Scotland has failed to meet its first legally binding climate change target.
The first Scottish Greenhouse Gas Emissions Annual Target Report states that Scotland emitted 54.7 megatons of carbon dioxide equivalent in 2010, 1.1 megatons above the target set by the Climate Change Act 2009.
At Holyrood, Environment Minister Paul Wheelhouse blamed "exceptional cold snaps", "year-to-year fluctuations", "factors beyond our control", "budget constraints", "the challenging financial environment" and data revisions for the rise.
But Labour accused the Scottish Government of using "every excuse under the sun, including the lack of sun" to detract from the "failure of their policy direction".

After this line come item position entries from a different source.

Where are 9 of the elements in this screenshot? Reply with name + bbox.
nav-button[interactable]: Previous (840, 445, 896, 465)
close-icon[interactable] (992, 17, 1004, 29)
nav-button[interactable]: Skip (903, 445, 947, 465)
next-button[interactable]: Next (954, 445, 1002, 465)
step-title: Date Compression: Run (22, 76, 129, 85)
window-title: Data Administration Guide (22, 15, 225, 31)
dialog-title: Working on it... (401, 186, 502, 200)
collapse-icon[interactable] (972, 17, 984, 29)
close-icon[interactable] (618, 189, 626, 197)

Mr Wheelhouse said: "Many will remember 2010 was a challenging year for all sorts of reasons, not least the two exceptional cold snaps. This was a major factor but not the only factor as to why emissions rose in 2010. Naturally, I and all members of the Scottish Government are disappointed that Scotland has missed its first climate change target; 2010's increase in greenhouse gas emissions was the first year-on-year increase experienced in Scotland since 2006."
Scotland's emissions have fallen by 24.3% since 1990, he said, predicting that they will "continue to reduce".

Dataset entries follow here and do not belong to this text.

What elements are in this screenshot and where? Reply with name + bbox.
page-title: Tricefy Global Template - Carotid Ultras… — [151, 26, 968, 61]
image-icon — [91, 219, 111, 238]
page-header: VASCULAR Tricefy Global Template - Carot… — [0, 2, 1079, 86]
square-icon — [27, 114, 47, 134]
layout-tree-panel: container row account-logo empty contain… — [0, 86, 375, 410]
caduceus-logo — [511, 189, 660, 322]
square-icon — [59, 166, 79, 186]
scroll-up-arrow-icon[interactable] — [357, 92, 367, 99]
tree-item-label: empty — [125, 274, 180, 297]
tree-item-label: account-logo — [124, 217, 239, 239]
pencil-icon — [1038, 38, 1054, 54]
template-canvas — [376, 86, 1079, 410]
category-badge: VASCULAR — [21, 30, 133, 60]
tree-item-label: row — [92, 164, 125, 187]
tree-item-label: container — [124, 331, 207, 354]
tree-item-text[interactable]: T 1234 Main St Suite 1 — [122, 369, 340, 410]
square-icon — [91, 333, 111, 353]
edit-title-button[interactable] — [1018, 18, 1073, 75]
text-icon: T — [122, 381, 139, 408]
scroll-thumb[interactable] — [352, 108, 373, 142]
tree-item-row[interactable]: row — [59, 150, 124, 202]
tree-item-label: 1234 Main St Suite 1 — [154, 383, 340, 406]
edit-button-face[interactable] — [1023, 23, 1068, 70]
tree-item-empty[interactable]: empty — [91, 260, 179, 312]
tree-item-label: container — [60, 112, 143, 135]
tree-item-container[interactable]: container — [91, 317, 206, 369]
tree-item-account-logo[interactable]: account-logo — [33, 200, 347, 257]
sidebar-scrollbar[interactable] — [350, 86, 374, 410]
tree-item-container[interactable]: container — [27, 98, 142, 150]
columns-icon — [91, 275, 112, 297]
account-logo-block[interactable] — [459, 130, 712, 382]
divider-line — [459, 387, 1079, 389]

The UK Department of Energy and Climate Change recorded a provisional 25% reduction in UK domestic gas consumption between 2010 and 2011, which Mr Weelhouse believes will be reflected in Scotland's figures for 2011.

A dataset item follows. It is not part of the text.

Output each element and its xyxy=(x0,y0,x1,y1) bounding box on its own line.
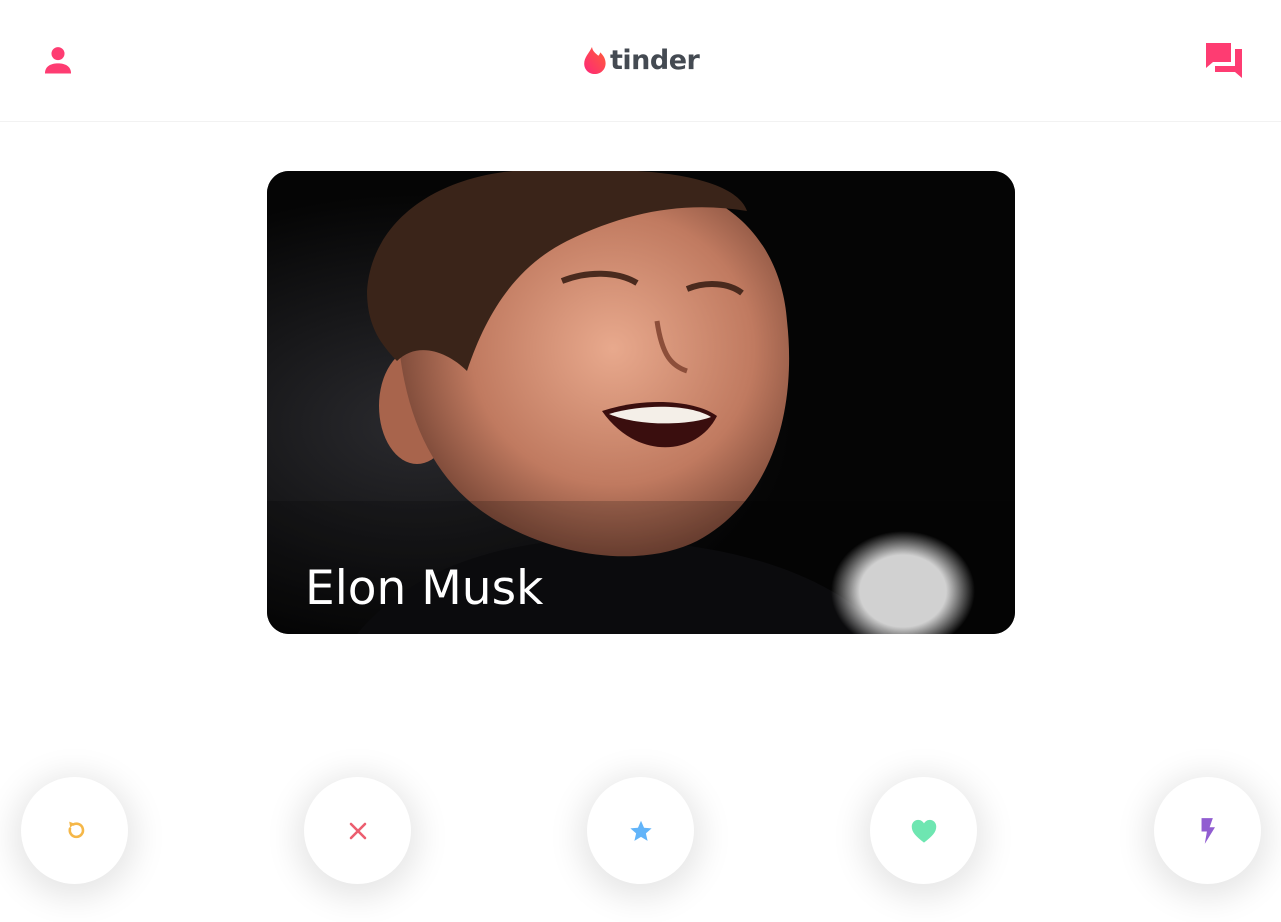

"When it voted unanimously to pass its Climate Change Act the Scottish Parliament acknowledged that meeting such ambitious targets would be challenging," he said.
"Year-to-year fluctuations and factors beyond our control are inevitable but the trend remains strongly downwards. Scottish ministers remain fully committed to delivering Scotland's ambitious and world-leading greenhouse gas emissions targets, despite the budget constraints and challenging financial environment we're all operating in.
"Extremely cold weather for prolonged periods at the start and end of 2010 had a major impact on emissions. The average temperature for January to March and October to December was the coldest since 1919. As a consequence, domestic heating emissions rose and the consumption of heating fuels increased."